You are viewing a plain text version of this content. The canonical link for it is here.
Posted to user@cassandra.apache.org by Joe Obernberger <jo...@gmail.com> on 2022/06/09 15:26:28 UTC
Re: removing a drive - 4.0.1
When a drive fails in a large cluster and you don't immediately have a
replacement drive, is it OK to just remove the drive from cassandra.yaml
and restart the node? Will the missing data (assuming RF=3) be
re-replicated?
I have disk_failure_policy set to "best_effort", but the node still
fails (ie cassandra exits) when a disk (spinning rust) goes bad.

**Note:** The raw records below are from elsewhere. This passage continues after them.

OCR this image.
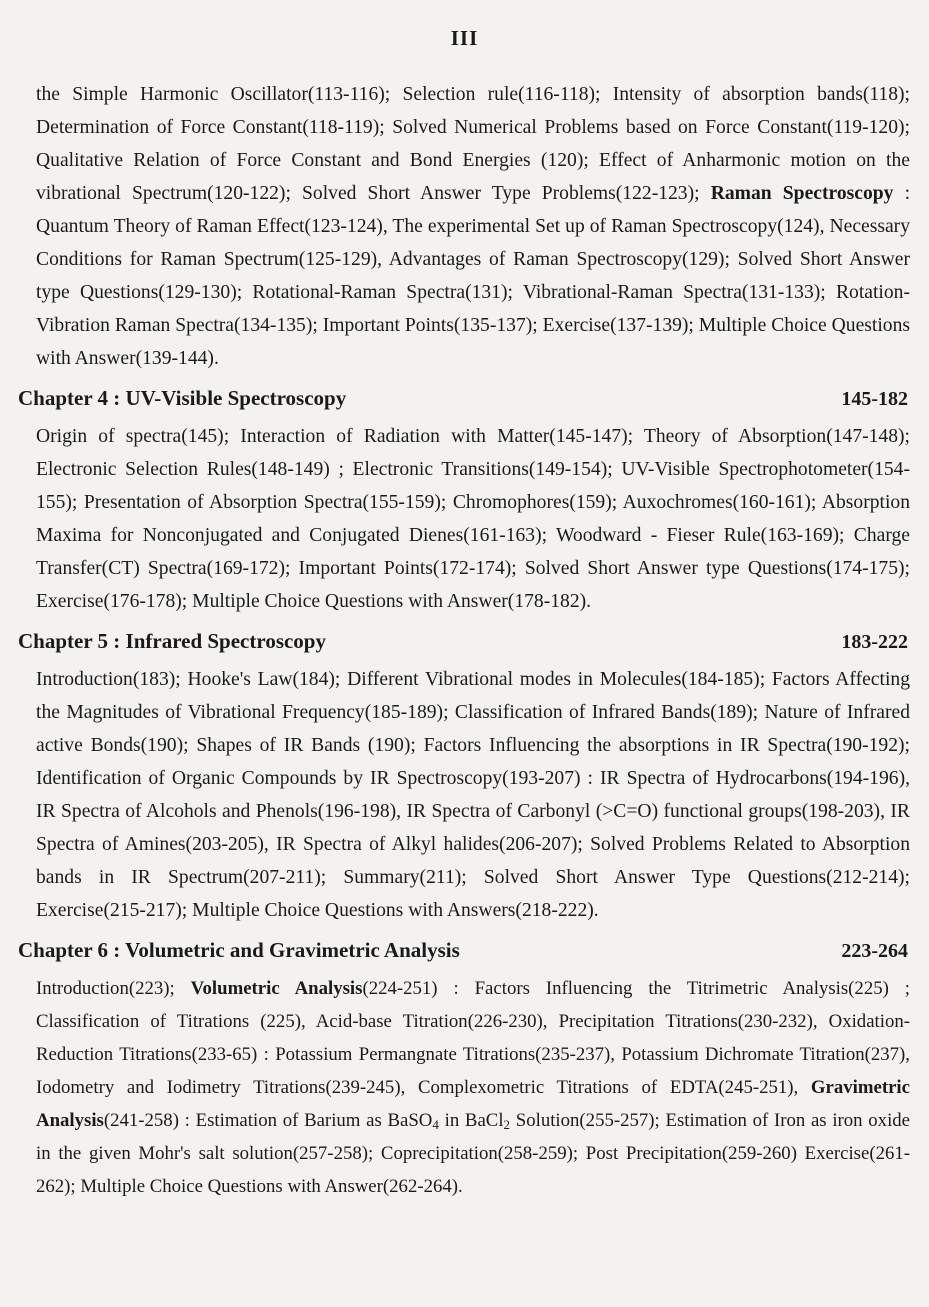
III

the Simple Harmonic Oscillator(113-116); Selection rule(116-118); Intensity of absorption bands(118); Determination of Force Constant(118-119); Solved Numerical Problems based on Force Constant(119-120); Qualitative Relation of Force Constant and Bond Energies (120); Effect of Anharmonic motion on the vibrational Spectrum(120-122); Solved Short Answer Type Problems(122-123); Raman Spectroscopy : Quantum Theory of Raman Effect(123-124), The experimental Set up of Raman Spectroscopy(124), Necessary Conditions for Raman Spectrum(125-129), Advantages of Raman Spectroscopy(129); Solved Short Answer type Questions(129-130); Rotational-Raman Spectra(131); Vibrational-Raman Spectra(131-133); Rotation-Vibration Raman Spectra(134-135); Important Points(135-137); Exercise(137-139); Multiple Choice Questions with Answer(139-144).

Chapter 4 : UV-Visible Spectroscopy	145-182

Origin of spectra(145); Interaction of Radiation with Matter(145-147); Theory of Absorption(147-148); Electronic Selection Rules(148-149) ; Electronic Transitions(149-154); UV-Visible Spectrophotometer(154-155); Presentation of Absorption Spectra(155-159); Chromophores(159); Auxochromes(160-161); Absorption Maxima for Nonconjugated and Conjugated Dienes(161-163); Woodward - Fieser Rule(163-169); Charge Transfer(CT) Spectra(169-172); Important Points(172-174); Solved Short Answer type Questions(174-175); Exercise(176-178); Multiple Choice Questions with Answer(178-182).

Chapter 5 : Infrared Spectroscopy	183-222

Introduction(183); Hooke's Law(184); Different Vibrational modes in Molecules(184-185); Factors Affecting the Magnitudes of Vibrational Frequency(185-189); Classification of Infrared Bands(189); Nature of Infrared active Bonds(190); Shapes of IR Bands (190); Factors Influencing the absorptions in IR Spectra(190-192); Identification of Organic Compounds by IR Spectroscopy(193-207) : IR Spectra of Hydrocarbons(194-196), IR Spectra of Alcohols and Phenols(196-198), IR Spectra of Carbonyl (>C=O) functional groups(198-203), IR Spectra of Amines(203-205), IR Spectra of Alkyl halides(206-207); Solved Problems Related to Absorption bands in IR Spectrum(207-211); Summary(211); Solved Short Answer Type Questions(212-214); Exercise(215-217); Multiple Choice Questions with Answers(218-222).

Chapter 6 : Volumetric and Gravimetric Analysis	223-264

Introduction(223); Volumetric Analysis(224-251) : Factors Influencing the Titrimetric Analysis(225) ; Classification of Titrations (225), Acid-base Titration(226-230), Precipitation Titrations(230-232), Oxidation-Reduction Titrations(233-65) : Potassium Permangnate Titrations(235-237), Potassium Dichromate Titration(237), Iodometry and Iodimetry Titrations(239-245), Complexometric Titrations of EDTA(245-251), Gravimetric Analysis(241-258) : Estimation of Barium as BaSO$_4$ in BaCl$_2$ Solution(255-257); Estimation of Iron as iron oxide in the given Mohr's salt solution(257-258); Coprecipitation(258-259); Post Precipitation(259-260) Exercise(261-262); Multiple Choice Questions with Answer(262-264).
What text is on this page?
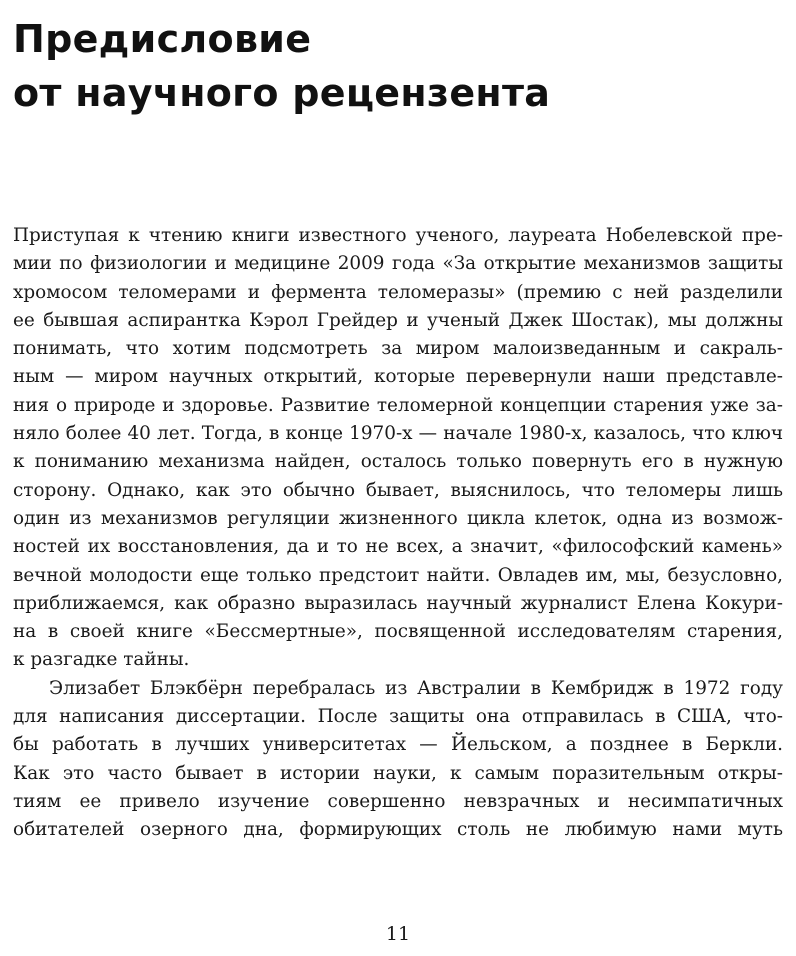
Предисловие
от научного рецензента
Приступая к чтению книги известного ученого, лауреата Нобелевской пре-
мии по физиологии и медицине 2009 года «За открытие механизмов защиты
хромосом теломерами и фермента теломеразы» (премию с ней разделили
ее бывшая аспирантка Кэрол Грейдер и ученый Джек Шостак), мы должны
понимать, что хотим подсмотреть за миром малоизведанным и сакраль-
ным — миром научных открытий, которые перевернули наши представле-
ния о природе и здоровье. Развитие теломерной концепции старения уже за-
няло более 40 лет. Тогда, в конце 1970-х — начале 1980-х, казалось, что ключ
к пониманию механизма найден, осталось только повернуть его в нужную
сторону. Однако, как это обычно бывает, выяснилось, что теломеры лишь
один из механизмов регуляции жизненного цикла клеток, одна из возмож-
ностей их восстановления, да и то не всех, а значит, «философский камень»
вечной молодости еще только предстоит найти. Овладев им, мы, безусловно,
приближаемся, как образно выразилась научный журналист Елена Кокури-
на в своей книге «Бессмертные», посвященной исследователям старения,
к разгадке тайны.
Элизабет Блэкбёрн перебралась из Австралии в Кембридж в 1972 году
для написания диссертации. После защиты она отправилась в США, что-
бы работать в лучших университетах — Йельском, а позднее в Беркли.
Как это часто бывает в истории науки, к самым поразительным откры-
тиям ее привело изучение совершенно невзрачных и несимпатичных
обитателей озерного дна, формирующих столь не любимую нами муть
11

I do have commit_failure_policy set to stop.
Thank you!
-Joe
On 1/7/2022 4:38 PM, Dmitry Saprykin wrote:
> There is a jira ticket describing your situation
> https://issues.apache.org/jira/plugins/servlet/mobile#issue/CASSANDRA-14793
>
> I may be wrong but is seems that system directories are pinned to
> first data directory in cassandra.yaml by default. When you removed
> first item from the list system data regenerated in the new first
> directory in the list. And then merged??? when original first dir returned
>
> On Fri, Jan 7, 2022 at 4:23 PM Joe Obernberger
> <jo...@gmail.com> wrote:
>
> Hi - in order to get the node back up and running I did the following:
> Deleted all data on the node:
> Added: -Dcassandra.replace_address=172.16.100.39
> to the cassandra.env.sh <http://cassandra.env.sh> file, and
> started it up. It is currently bootstrapping.
>
> In cassandra.yaml, say you have the following:
>
> data_file_directories:
> - /data/1/cassandra
> - /data/2/cassandra
> - /data/3/cassandra
> - /data/4/cassandra
> - /data/5/cassandra
> - /data/6/cassandra
> - /data/7/cassandra
> - /data/8/cassandra
>
> If I change the above to:
> # - /data/1/cassandra
> - /data/2/cassandra
> - /data/3/cassandra
> - /data/4/cassandra
> - /data/5/cassandra
> - /data/6/cassandra
> - /data/7/cassandra
> - /data/8/cassandra
>
> the problem happens. If I change it to:
>
> - /data/1/cassandra
> - /data/2/cassandra
> - /data/3/cassandra
> - /data/4/cassandra
> - /data/5/cassandra
> - /data/6/cassandra
> - /data/7/cassandra
> # - /data/8/cassandra
>
> the node starts up OK. I assume it will recover the missing data
> during a repair?
>
> -Joe
>
> On 1/7/2022 4:13 PM, Mano ksio wrote:
>> Hi, you may have already tried, but this may help.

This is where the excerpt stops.